И всё-таки помог мне мой приятель. Сказал, что, если верить преданиям, Тынграй был родом с побережья Лунского залива. Эту версию подтвердили и другие каюры. А тут мне ещё сообщили, что с недели на неделю в стойбище на берегу Лунского залива состоится медвежий праздник. Весть привёз охотник-соболятник. Он приезжал в райцентр сдавать пушнину.
Через день меня уже мчали быстроногие собаки. Предстоял путь более чем за сотню километров через залив, соболиную тайгу и перевал.
Через три дня мы приехали в стойбище Миях-во. Стойбище — в нескольких километрах от оголённого берега. Оно защищено от ветров низкорослыми рощами корявой лиственницы. В двух-трёх километрах в глубь острова — отроги хребта, изрезанные распадками и покрытые хвойным густолесьем, — излюбленные места соболя. В стойбище (в нём четыре дома) жил род Сакквонгун — таёжные охотники. Мы приехали за несколько дней до праздника.
Наши хозяева — люди Сакквонгун — оказались по-нивхски гостеприимными. Днём они занимались охотой и другими делами. А вечера отдавались тылгурам (преданиям, легендам, сказкам). Иногда мы слушали нгастуры — эпические сказания о необыкновенных путешествиях какого-либо безымянного героя (меннгафкк — «наш человек», так именуется герой в эпосе).
В один из вечеров я сказал, что видел на Празднике народов Севера упряжку, которая состоит из потомков легендарного Тынграя. Искра попала в цель. В эту ночь я услышал тылгур о Тынграе от человека из рода Сакквонгун. Именно люди Сакквонгун воспитали Тынграя и были его первыми хозяевами.
И в то время род Сакквонгун не был многочисленным. В стойбище Миях-во стояло несколько то-рафов — зимних жилищ, покрытых корьем и землёй.

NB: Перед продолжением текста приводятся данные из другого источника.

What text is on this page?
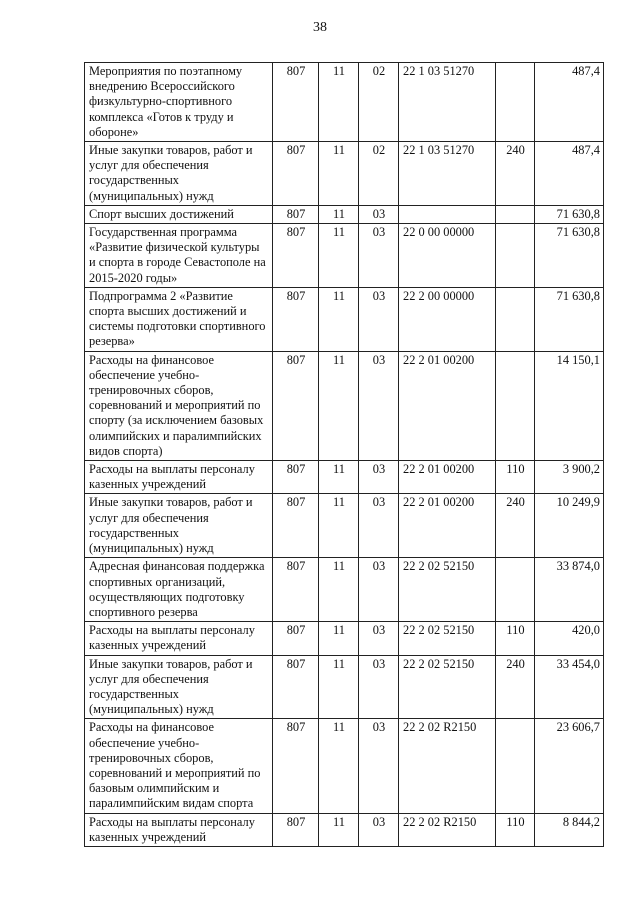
38
Мероприятия по поэтапному внедрению Всероссийского физкультурно-спортивного комплекса «Готов к труду и обороне»	807	11	02	22 1 03 51270		487,4
Иные закупки товаров, работ и услуг для обеспечения государственных (муниципальных) нужд	807	11	02	22 1 03 51270	240	487,4
Спорт высших достижений	807	11	03			71 630,8
Государственная программа «Развитие физической культуры и спорта в городе Севастополе на 2015-2020 годы»	807	11	03	22 0 00 00000		71 630,8
Подпрограмма 2 «Развитие спорта высших достижений и системы подготовки спортивного резерва»	807	11	03	22 2 00 00000		71 630,8
Расходы на финансовое обеспечение учебно-тренировочных сборов, соревнований и мероприятий по спорту (за исключением базовых олимпийских и паралимпийских видов спорта)	807	11	03	22 2 01 00200		14 150,1
Расходы на выплаты персоналу казенных учреждений	807	11	03	22 2 01 00200	110	3 900,2
Иные закупки товаров, работ и услуг для обеспечения государственных (муниципальных) нужд	807	11	03	22 2 01 00200	240	10 249,9
Адресная финансовая поддержка спортивных организаций, осуществляющих подготовку спортивного резерва	807	11	03	22 2 02 52150		33 874,0
Расходы на выплаты персоналу казенных учреждений	807	11	03	22 2 02 52150	110	420,0
Иные закупки товаров, работ и услуг для обеспечения государственных (муниципальных) нужд	807	11	03	22 2 02 52150	240	33 454,0
Расходы на финансовое обеспечение учебно-тренировочных сборов, соревнований и мероприятий по базовым олимпийским и паралимпийским видам спорта	807	11	03	22 2 02 R2150		23 606,7
Расходы на выплаты персоналу казенных учреждений	807	11	03	22 2 02 R2150	110	8 844,2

В одном из то-рафов жила семья: хромоногий мужчина, который мог кормить только одну жену и их десятилетнего сына. Несколько родов предлагали красивой женщине, когда она была незамужем, перейти к ним, но её родители свято хранили обычаи — отдали свою дочь в род ымхи.
Хромоногий был старательный кормилец. Но не всегда удачей заканчивались его старания. А долго преследовать добычу он не мог.
Зимой хромоногий ловил пушного дверя. Он не мог ходить далеко и ставил ловушку сразу за стойбищем. Потому не часто приносил домой добычу.
Весной он ездил вместе с сородичами в море, во льды бить нерпу. Охота на нерпу требует сноровки. Но откуда быть сноровке, если охотник хромоногий? И сородичи брали его гребцом. При дележе добычи хромоногого не баловали вниманием.